Researchers at the University of Tokyo have developed a magnetic switching device that operates at speeds up to 1,000 times faster than current AI accelerators while using significantly less energy and producing minimal heat. This innovation could address overheating and battery drain issues in electronics, paving the way for more efficient computers and smartphones.
The research was published in the journal Science earlier this week and builds on a previous study published in Nature in January 2025. The device demonstrates a method for flipping a binary magnetic state at picosecond speeds, representing a substantial improvement over the nanosecond switching standard in silicon-based processors.
The new device may help solve a longstanding issue with conventional processors: excessive heat generation.
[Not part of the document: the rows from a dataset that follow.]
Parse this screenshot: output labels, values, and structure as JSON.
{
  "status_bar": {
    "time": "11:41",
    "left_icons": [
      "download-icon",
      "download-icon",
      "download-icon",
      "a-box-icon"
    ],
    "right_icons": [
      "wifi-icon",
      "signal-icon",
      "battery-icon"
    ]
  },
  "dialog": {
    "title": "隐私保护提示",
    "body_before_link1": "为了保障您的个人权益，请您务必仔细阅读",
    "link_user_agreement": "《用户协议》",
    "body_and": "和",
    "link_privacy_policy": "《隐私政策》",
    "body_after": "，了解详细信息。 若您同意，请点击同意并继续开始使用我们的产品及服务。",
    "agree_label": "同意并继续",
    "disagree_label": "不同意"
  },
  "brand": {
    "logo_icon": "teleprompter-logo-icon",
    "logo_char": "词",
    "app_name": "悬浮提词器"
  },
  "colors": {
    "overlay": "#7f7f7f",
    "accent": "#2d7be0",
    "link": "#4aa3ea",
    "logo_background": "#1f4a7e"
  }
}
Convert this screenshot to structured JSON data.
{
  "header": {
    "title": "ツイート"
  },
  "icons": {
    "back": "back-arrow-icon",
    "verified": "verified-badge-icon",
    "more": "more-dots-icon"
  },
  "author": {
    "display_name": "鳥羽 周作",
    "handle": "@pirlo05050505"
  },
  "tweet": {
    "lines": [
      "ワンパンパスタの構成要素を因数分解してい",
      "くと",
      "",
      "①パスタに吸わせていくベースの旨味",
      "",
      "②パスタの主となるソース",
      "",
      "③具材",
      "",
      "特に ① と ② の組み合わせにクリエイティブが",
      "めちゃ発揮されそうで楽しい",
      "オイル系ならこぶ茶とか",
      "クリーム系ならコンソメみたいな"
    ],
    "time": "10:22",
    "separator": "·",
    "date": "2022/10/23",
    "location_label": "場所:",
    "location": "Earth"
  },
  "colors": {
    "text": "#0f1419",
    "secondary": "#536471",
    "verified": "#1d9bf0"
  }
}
As processor speed increases, so does the heat produced, resulting in higher power consumption and stressing data center infrastructure. The study’s authors claim to have addressed this challenge with a novel spintronic device made from a manganese and tin compound (Mn3Sn), an antiferromagnet.
Spintronic devices leverage both the charge and spin of electrons for data processing, storage, and transmission, diverging from traditional semiconductor methods that focus solely on charge. The researchers showcased the device’s capabilities by successfully flipping its magnetic state using a 40-picosecond electrical pulse, which generates significantly less resistive heat compared to conventional computing switches.
Moreover, this device operates with a much lower energy requirement than modern AI accelerators, heightening prospects for developing faster and more efficient AI hardware. One picosecond is one trillionth of a second, which is 1,000 times shorter than a nanosecond.
If the technology can reliably transition from research labs to commercial production, it could find use in cloud-based quantum services, making optical quantum computing more accessible. Professor Tomo Nakatsuji noted, “there is (also) a possibility that data that takes an hour to download can be processed in one second.”
However, the researchers caution that while the binary switching speed has increased significantly, this does not directly correlate to a 1,000 times boost in overall computing speed. The complexity of computer systems means that a faster switch can only contribute to a certain extent in enhancing overall performance.